For Immediate Release
Des Moines, Iowa -- Today, at a keynote address during the weeklong World Food Prize events in Des Moines, Iowa, U.S. Agency for International Development Administrator Rajiv Shah released the first progress report and scorecard for Feed the Future, President Obama’s global hunger and food security initiative. Established after renewed international commitments to global agriculture made at the 2009 G8 Summit in L’Aquila, Italy, Feed the Future supports countries in developing their own agriculture sectors in order to generate opportunities for economic growth and trade, which can support increased incomes, and help reduce hunger and undernutrition.
The progress report highlights how Feed the Future is already making a difference in people’s lives in the developing world and the scorecard tracks how well we are changing our development and engagement process to more effectively meet our goals. So far Feed the Future has helped 1.8 million food producers to adopt improved technologies or management practices that can lead to more resilient crops, higher yields, and increased incomes. The initiative has also reached nearly 9 million children through nutrition programs, which can prevent and treat undernutrition and improve child survival.
“We have built some remarkable momentum since President Obama helped rally the world behind the need to dramatically reinvest in agriculture at the 2009 G8 Summit in L’Aquila, Italy. Through the President’s Feed the Future initiative, we are tackling the persistent problem of chronic hunger and malnutrition around the world,” said Dr. Rajiv Shah. “Already delivering meaningful results, this presidential initiative brings together the private sector, NGOs, women’s cooperatives, and local communities to support groundbreaking approaches to advance global food security.”
Building on the successes highlighted in the report, Dr. Shah also talked about several new efforts to support inclusive agriculture-led economic growth under Feed the Future. Together with its many partners, the initiative continues to make significant progress charting a new way forward in food security that leverages the strengths and resources of the entire global community.
Partnering with the Private Sector to Change Lives
Under Feed the Future, the U.S. Government will continue to support Solutions for African Food Enterprises, an alliance with the non-profit Partners in Food Solutions, which links the technical and business expertise of volunteer employees at private companies General Mills, Cargill and DSM with small- and medium-sized mills and food processors in the developing world. Over the next five years, USAID, Partners in Food Solutions and implementing partner TechnoServe will work together to improve the ability of African food processors to produce high-quality, nutritious and safe food at affordable prices.

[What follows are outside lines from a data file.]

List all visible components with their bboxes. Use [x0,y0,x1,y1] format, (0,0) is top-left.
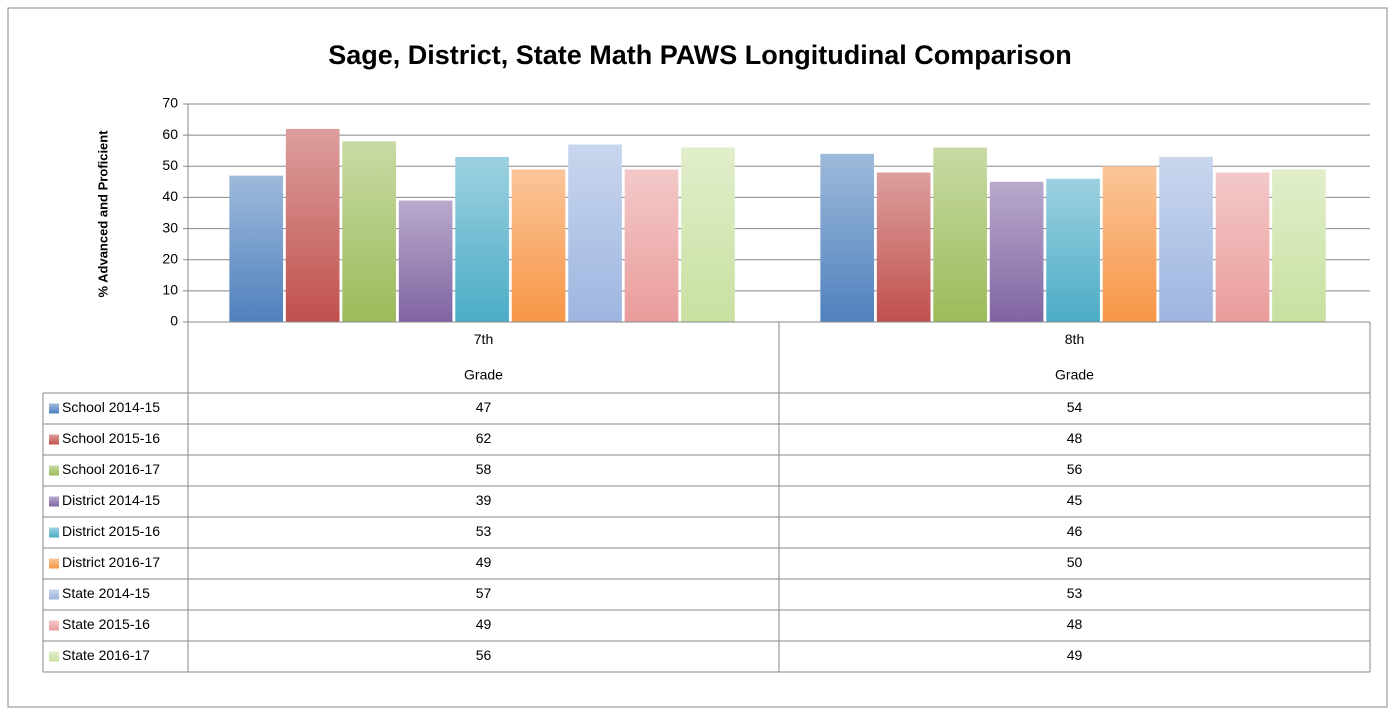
y-tick-label: 60 [162,126,178,142]
legend-swatch [49,465,59,476]
table-value: 39 [476,492,492,508]
table-value: 49 [1067,647,1083,663]
bar [1046,178,1100,322]
legend-swatch [49,651,59,662]
bar [820,153,875,322]
bar [1159,156,1213,322]
legend-label: School 2016-17 [62,461,160,477]
y-tick-label: 10 [162,282,178,298]
legend-label: District 2014-15 [62,492,160,508]
legend-swatch [49,527,59,538]
legend-swatch [49,558,59,569]
bar [1102,166,1157,322]
bar [285,128,340,322]
x-tick-sublabel: Grade [464,367,503,383]
table-value: 46 [1067,523,1083,539]
bar [398,200,453,322]
table-value: 54 [1067,399,1083,415]
legend-swatch [49,496,59,507]
legend-label: District 2016-17 [62,554,160,570]
x-tick-sublabel: Grade [1055,367,1094,383]
legend-label: School 2015-16 [62,430,160,446]
y-tick-label: 30 [162,219,178,235]
bar [933,147,987,322]
bar [989,181,1044,322]
table-value: 47 [476,399,492,415]
bar [229,175,284,322]
legend-swatch [49,403,59,414]
x-tick-label: 7th [474,331,493,347]
bar [568,144,622,322]
y-tick-label: 40 [162,188,178,204]
table-value: 53 [476,523,492,539]
bar [1272,169,1326,322]
table-value: 48 [1067,430,1083,446]
bar [681,147,735,322]
table-value: 49 [476,616,492,632]
x-tick-label: 8th [1065,331,1084,347]
legend-swatch [49,589,59,600]
legend-label: School 2014-15 [62,399,160,415]
y-tick-label: 50 [162,157,178,173]
bar [511,169,566,322]
bar [342,141,396,322]
table-value: 53 [1067,585,1083,601]
bar [1215,172,1270,322]
table-value: 49 [476,554,492,570]
legend-swatch [49,434,59,445]
table-value: 56 [476,647,492,663]
bar [455,156,509,322]
legend-label: District 2015-16 [62,523,160,539]
y-axis-label: % Advanced and Proficient [95,130,110,298]
legend-label: State 2014-15 [62,585,150,601]
table-value: 62 [476,430,492,446]
y-tick-label: 0 [170,313,178,329]
table-value: 56 [1067,461,1083,477]
legend-label: State 2015-16 [62,616,150,632]
table-value: 45 [1067,492,1083,508]
bar [624,169,679,322]
table-value: 57 [476,585,492,601]
y-tick-label: 20 [162,250,178,266]
table-value: 48 [1067,616,1083,632]
bar [876,172,931,322]
legend-label: State 2016-17 [62,647,150,663]
table-value: 58 [476,461,492,477]
table-value: 50 [1067,554,1083,570]
chart-title: Sage, District, State Math PAWS Longitud… [328,40,1072,70]
y-tick-label: 70 [162,95,178,111]
chart-frame [7,7,1388,708]
legend-swatch [49,620,59,631]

Dr. Shah also announced that USAID’s Development Credit Authority will support two new lending facilities to help smallholder farmer organizations in Africa. Through one, USAID will partially back private loans made to smallholder farmer organizations, including those with contracts from the World Food Programme-Purchase for Progress initiative. This means that qualifying smallholder farmer organizations can use their forward delivery and direct contracts to obtain local, private financing. The partner financial institutions see these contracts as a form of market risk mitigation, and are eager to test lending to farmers organizations that have contracts to deliver food to the World Food Programme.

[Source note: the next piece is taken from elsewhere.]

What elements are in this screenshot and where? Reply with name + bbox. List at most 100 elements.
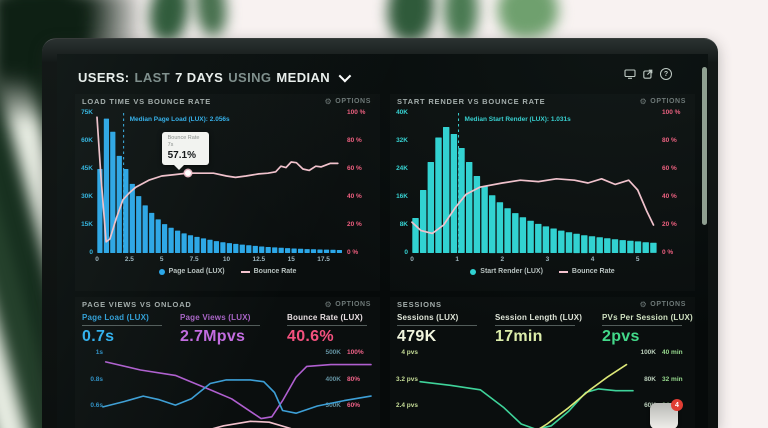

USAID will also support a new lending facility for Root Capital, a nonprofit social investment fund, to make loans to small and growing agricultural businesses that are improving food security and nutrition throughout Africa. Over the next five years, the credit enhancement will allow Root Capital to disburse more than $50 million in loans, reaching more than one million small-scale farmers. Loans will be targeted to small agribusinesses to help improve yields, reduce post-harvest losses, and process nutritious foods for local markets.
Innovating for Impact
Feed the Future’s Innovation for Agricultural Training and Education program includes a consortium of U.S. universities led by Virginia Tech, along with Pennsylvania State University, Tuskegee University, and the University of Florida. The program will strengthen the capacity of the full range of institutions that focus on educating the next generation of agricultural professionals: universities, technical schools, vocational schools, secondary schools, and primary schools with agricultural course content. It will also facilitate productive long-term collaboration between U.S. universities and developing country institutions, in response to requests for assistance from countries and USAID Missions.
In addition, Feed the Future will support new public-private partnerships to advance climate-resistant cereals through the development of abiotic stress-tolerant millet for Africa and South Asia with UC Davis, a partnership with CIMMYT to strengthen heat stress-resilient maize for South Asia, and the development of heat tolerant wheat for South Asia with Arcadia Biosciences.

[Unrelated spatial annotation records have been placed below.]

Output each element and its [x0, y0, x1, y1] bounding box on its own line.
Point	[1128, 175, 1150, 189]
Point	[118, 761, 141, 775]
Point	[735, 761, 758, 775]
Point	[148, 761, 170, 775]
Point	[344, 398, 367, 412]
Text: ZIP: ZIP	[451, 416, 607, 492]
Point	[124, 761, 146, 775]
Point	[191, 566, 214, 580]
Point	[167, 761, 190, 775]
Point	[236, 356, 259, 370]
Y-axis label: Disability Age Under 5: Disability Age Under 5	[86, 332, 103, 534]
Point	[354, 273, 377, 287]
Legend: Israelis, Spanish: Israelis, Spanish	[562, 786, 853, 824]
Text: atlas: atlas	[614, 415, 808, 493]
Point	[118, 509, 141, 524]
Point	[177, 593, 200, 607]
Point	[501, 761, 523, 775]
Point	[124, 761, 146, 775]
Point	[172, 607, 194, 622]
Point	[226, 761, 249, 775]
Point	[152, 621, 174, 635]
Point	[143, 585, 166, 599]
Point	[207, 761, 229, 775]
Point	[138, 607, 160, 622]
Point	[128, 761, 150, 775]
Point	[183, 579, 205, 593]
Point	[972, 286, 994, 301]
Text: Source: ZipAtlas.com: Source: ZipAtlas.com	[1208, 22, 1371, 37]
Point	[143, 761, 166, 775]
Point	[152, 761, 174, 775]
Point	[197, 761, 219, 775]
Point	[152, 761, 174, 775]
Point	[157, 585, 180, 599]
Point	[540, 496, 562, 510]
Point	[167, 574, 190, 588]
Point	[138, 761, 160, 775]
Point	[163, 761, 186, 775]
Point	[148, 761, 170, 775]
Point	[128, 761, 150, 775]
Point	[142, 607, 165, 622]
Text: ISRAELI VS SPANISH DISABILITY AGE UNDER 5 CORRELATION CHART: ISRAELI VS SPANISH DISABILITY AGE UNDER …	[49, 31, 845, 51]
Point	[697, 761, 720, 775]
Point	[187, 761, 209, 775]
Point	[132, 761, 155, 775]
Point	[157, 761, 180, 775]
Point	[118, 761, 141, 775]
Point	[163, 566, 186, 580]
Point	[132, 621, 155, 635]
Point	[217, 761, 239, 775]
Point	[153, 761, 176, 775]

Feed the Future will also continue to be an active partner, along with the Bill & Melinda Gates Foundation, with the African Women in Agricultural Research and Development fellowship program. This program provided leadership and scientific skills training to over 250 women scientists from 11 African countries to date, and over 1,000 women have already applied for the 70 places in the next round of fellowships that will be announced in December.